Thanks, will try this out on the Kobo later.

What if I wanted to download all Confluence docs at work?

the readme uses paulgraham.com as an example (which is text articles mostly) and I never use "Save As" for a web page (for the reasons the author states), I always just print as PDF and save the PDF file.

for an entire website though of many pages I can see this can be useful.


Amazing stuff!

I would recommend an add-on or new feature to detect and remove cookie banners / annoying popups that open on load (eg. sign up to my mailing list).

listing a few examples form fastText could help you.

You might also have the opposite problem though: some websites have content in the base html (so it's searchable by Google and they get views) and remove it on load (so you have to pay).

Capturing the initial html and comparing it to the final version could give you some hints and allow you to repair the removed content.

Best of luck with the project!


How its different then MHTML ??

Does this work for the Apple Docs website? Really tricky to get those offline.

Making docs available offline was one of my main motivations for building this tool. I will try Apple Docs too.

I previously downloaded the Snowflake docs, and it was something like tens or even hundreds of thousands of pages, I do not remember exactly. The output ended up being very large.

By the way, I forgot to add zstd compression support to my ZIM reader/writer. I will implement that in the next version.


I was looking for something like this the other day, it can be very helpful.
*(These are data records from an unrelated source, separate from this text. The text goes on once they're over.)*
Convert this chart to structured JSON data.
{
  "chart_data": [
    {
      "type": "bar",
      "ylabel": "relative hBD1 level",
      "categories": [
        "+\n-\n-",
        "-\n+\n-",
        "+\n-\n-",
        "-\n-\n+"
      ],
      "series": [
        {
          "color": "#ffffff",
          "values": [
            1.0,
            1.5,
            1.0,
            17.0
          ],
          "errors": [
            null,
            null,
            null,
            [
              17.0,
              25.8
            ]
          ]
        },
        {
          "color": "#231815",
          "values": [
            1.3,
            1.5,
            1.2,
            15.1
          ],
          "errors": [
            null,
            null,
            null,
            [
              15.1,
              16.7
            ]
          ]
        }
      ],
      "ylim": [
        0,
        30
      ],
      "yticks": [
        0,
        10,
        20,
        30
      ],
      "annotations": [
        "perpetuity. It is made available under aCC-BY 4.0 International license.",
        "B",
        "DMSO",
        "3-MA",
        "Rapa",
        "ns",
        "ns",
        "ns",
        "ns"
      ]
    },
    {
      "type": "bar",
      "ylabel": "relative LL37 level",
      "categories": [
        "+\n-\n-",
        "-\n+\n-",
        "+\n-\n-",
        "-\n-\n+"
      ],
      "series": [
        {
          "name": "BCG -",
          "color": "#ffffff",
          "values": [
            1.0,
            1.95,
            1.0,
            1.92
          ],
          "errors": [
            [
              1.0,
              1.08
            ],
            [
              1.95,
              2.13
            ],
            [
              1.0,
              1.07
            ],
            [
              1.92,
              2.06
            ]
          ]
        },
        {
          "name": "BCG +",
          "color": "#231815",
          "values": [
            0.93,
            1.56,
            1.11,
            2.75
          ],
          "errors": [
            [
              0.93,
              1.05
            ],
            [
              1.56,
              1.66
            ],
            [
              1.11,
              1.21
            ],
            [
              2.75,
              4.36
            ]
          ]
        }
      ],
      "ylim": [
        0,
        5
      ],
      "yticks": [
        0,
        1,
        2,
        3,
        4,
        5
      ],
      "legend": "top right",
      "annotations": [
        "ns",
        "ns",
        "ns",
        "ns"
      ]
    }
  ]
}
Nice idea! fwiw, false positives and all, but the Windows 11 default Windows Security doesn't like it: `leakless.exe: Operation did not complete successfully because the file contains a virus or potentially unwanted software.`

how is this different from using puppeteer to load the page and save the DOM as HTML?

Sounds like .MCH-files re-invented? (-:

Cool project! I know it's written in go, but it would be cool to see something like this which uses Cosmopolitan Libc + redbean or something similar to create a binary which runs anywhere. Would be fun to be able to pass around self-executable website archives.

https://github.com/jart/cosmopolitan

https://justine.lol/cosmopolitan/index.html

https://redbean.dev

(Certificates just expired for justine's website, just ignore the warning.)


This could be a nice code golf project. It only needs a webview, a ZIM reader, and a way to append data to an existing binary and read it back.

I did something like that a very long time ago (Of course, I have forgotten)


I never understood the appeal for cosmopolitan.

I'd rather have platform specific minimal binaries than a single binary with hacks.

Installing packages is a solved problem


Binary app is a really bad way of storing data. No one would ever want to run a binary shared with them or found online.

For sharing, better use the html folder or zim format, Kage supports both of them.

The readme is AI slop, and incredibly grating to read. The disgust I felt while reading it almost put me off trying the project.

Is the code also AI slop?


The README is LLM slop. This makes me assume the code is the same.

curl can do this

How does it handle websites with client side paywalls? Can you run it with extensions like bypass paywalls and ublock origin?